Una presenza oscura, minacciosa e difficile da fermare incombe sulle persone. La tecnologia informatica non ha più alcun segreto e quella biologica nessuna remora, agisce al di fuori di ogni codice etico e morale. Solo la detective Fox e la sua squadra hanno la chiave per fermare le ambizioni di potere che si celano dietro crudeli esperimenti e cruente morti sulle piste di auto da corsa. Jodie Fox si occupa della protezione del tempo e di manipolazione genetica, ma dovrà un giorno fare i conti con se stessa, il suo passato, un pesante segreto, un’ombra cupa che incombe sempre più vicina. E una inesorabile catena di eventi metterà in pericolo tutto ciò che per lei ha più importanza, rischiando di travolgerla e di lasciarla alla deriva senza alcuna àncora di salvezza. Una serie di indizi disseminati nella storia le faranno comprendere il senso di tanto smarrimento, ma soprattutto se potrà avere ancora un’occasione per essere davvero felice, la prova che volare è possibile, anche per chi vaga in cerca dell’indescrivibile e non mai imparato a sognare.

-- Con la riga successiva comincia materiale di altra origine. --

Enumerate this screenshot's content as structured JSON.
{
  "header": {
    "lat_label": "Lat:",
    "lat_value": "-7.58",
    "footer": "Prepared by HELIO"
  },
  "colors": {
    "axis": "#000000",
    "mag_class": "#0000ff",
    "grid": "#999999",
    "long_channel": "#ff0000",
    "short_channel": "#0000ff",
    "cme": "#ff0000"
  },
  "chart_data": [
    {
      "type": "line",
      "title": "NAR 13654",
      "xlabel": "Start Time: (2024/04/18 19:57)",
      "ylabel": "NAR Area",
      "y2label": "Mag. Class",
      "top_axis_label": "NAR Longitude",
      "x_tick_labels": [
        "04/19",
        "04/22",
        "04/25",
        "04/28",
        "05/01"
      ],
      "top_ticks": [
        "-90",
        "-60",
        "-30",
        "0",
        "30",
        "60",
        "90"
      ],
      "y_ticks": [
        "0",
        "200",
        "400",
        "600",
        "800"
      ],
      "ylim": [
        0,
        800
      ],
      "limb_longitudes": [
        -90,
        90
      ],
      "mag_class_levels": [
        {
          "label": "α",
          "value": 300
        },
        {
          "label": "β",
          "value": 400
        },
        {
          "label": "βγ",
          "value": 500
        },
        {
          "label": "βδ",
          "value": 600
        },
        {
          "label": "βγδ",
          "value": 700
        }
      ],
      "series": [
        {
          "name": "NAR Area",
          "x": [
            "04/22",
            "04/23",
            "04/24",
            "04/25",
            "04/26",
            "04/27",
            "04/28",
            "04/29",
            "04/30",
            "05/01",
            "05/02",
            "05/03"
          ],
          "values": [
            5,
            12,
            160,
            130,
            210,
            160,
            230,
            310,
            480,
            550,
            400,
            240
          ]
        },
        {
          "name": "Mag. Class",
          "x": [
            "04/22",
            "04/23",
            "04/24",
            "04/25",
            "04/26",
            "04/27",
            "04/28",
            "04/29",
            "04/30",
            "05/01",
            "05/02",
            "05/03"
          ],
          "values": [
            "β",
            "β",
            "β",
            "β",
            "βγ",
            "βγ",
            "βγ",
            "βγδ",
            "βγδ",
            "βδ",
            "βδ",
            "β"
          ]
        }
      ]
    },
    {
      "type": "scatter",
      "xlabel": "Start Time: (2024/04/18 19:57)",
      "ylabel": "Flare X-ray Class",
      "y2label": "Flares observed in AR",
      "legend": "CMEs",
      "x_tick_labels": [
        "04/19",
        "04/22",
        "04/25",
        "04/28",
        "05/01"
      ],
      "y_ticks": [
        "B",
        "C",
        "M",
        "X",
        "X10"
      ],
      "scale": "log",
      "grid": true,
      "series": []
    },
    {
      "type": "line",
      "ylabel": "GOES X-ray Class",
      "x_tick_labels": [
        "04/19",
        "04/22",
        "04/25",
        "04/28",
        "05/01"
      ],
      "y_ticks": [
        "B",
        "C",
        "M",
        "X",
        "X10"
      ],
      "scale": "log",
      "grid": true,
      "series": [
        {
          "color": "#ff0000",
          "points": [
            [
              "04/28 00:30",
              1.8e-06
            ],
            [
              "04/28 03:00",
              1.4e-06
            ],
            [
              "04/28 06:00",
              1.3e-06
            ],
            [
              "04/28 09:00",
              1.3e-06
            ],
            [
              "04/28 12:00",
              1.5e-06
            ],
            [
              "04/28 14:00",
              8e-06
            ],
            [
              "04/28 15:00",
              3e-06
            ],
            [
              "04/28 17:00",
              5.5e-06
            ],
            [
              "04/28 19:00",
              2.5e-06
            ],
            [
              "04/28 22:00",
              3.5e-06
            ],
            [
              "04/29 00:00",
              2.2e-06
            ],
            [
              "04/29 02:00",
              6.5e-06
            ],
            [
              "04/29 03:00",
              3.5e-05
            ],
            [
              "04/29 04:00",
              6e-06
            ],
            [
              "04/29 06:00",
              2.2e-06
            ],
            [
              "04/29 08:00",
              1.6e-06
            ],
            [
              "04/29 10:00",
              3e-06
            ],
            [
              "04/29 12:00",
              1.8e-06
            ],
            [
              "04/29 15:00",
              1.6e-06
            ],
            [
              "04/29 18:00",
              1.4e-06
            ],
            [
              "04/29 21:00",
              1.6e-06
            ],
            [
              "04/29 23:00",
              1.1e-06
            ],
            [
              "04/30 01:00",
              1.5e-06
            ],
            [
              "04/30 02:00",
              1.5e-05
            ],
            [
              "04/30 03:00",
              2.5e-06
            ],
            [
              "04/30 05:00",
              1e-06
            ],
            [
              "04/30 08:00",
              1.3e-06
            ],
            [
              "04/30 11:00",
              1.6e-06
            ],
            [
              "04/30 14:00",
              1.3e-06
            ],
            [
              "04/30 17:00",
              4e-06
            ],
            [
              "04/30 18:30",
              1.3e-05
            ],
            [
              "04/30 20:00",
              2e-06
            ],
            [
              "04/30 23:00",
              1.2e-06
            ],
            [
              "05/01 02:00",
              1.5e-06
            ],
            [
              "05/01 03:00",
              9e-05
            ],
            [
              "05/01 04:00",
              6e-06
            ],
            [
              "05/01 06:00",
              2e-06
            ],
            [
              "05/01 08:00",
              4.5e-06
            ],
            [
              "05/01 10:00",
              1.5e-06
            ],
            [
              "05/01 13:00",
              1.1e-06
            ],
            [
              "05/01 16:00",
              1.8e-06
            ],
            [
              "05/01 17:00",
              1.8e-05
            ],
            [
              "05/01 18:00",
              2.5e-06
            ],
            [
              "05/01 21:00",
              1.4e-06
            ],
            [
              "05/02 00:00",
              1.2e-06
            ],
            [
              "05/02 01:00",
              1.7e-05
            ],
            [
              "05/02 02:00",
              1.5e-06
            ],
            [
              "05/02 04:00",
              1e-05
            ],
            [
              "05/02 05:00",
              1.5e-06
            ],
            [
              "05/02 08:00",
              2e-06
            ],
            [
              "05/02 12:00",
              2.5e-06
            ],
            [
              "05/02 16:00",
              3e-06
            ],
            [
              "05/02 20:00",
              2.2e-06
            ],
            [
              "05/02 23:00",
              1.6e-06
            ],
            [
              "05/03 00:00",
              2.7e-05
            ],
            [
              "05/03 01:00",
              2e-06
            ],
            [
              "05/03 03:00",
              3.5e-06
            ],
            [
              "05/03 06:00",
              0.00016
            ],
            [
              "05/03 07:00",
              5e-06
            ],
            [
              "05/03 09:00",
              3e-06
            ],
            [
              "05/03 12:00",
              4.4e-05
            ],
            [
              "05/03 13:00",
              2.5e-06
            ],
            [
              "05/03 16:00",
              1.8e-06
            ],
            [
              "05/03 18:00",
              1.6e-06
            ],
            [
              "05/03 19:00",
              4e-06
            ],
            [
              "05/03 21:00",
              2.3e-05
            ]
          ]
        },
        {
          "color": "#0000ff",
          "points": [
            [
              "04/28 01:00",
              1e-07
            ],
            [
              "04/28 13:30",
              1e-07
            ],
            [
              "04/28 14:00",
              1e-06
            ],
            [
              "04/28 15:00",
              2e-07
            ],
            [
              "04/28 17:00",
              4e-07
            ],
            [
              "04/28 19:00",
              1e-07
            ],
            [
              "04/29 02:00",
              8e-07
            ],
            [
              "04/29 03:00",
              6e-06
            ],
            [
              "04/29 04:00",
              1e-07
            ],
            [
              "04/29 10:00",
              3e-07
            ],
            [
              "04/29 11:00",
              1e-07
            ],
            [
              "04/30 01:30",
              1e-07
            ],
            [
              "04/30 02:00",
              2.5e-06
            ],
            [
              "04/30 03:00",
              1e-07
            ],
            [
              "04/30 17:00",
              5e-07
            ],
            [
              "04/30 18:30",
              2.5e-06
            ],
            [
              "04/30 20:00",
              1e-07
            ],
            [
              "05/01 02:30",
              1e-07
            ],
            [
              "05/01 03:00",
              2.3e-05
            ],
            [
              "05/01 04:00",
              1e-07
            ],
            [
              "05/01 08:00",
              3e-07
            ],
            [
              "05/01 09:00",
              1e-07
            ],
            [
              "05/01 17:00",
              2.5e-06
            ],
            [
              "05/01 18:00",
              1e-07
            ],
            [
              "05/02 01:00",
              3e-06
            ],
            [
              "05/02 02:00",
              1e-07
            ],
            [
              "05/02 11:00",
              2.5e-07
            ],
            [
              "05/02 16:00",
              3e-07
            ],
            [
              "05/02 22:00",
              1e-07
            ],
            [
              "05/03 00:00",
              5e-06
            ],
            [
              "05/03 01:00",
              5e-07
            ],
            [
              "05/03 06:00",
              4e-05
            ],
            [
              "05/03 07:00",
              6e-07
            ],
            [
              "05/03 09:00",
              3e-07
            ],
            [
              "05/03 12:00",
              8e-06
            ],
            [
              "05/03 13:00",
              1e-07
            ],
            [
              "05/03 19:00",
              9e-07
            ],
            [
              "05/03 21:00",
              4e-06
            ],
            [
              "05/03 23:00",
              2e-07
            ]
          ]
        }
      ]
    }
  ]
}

Titolo: L’ombra del passato

Autore: Elena Di Logarati

Editore: Link

Genere: Giallo

Data pubblicazione: 20 Agosto 2019

Voto: 1/5

Cartaceo -> 15€

RECENSIONE

Sinossi decisamente fuorviante rispetto al deludente contenuto. Un libro che fallisce non solo nel lasciare una qualsiasi emozione di sorta, ma anche nel semplice e niente affatto banale scopo intrattenitivo.

La storyline è impacciata, confusa, spezzata, senza proposito nè conclusione. L’assenza totale di caratterizzazione dei personaggi li rende completamente indistinguibili tra loro, alla stregua di figure vacue ed evanescenti. Una timida eccezione è rappresentata dalla protagonista, Jodie, le cui tristi ed introverse peculiarità vengono stressante dalla prima all’ultima pagina sino alla ridondanza, tuttavia senza spessore nè tridimensionalità e senza incontrare evoluzione alcuna, sino al tronco finale.

Il lessico piatto, basilare, monotono, penalizza la scorrevolezza di un racconto già di per sè – purtroppo- talmente tanto noioso e poco coinvolgente che senza la sua costante presenza sul comodino è impossibile ricordarsi di procedere la lettura.

La ricetta per un buon testo si compone di poco: una storia interessante, una bella penna, dei protagonisti che appaiano reali e tangibili.

Probabilmente in questo caso l’ombra si è estesa dal passato anche a questa sacra formula.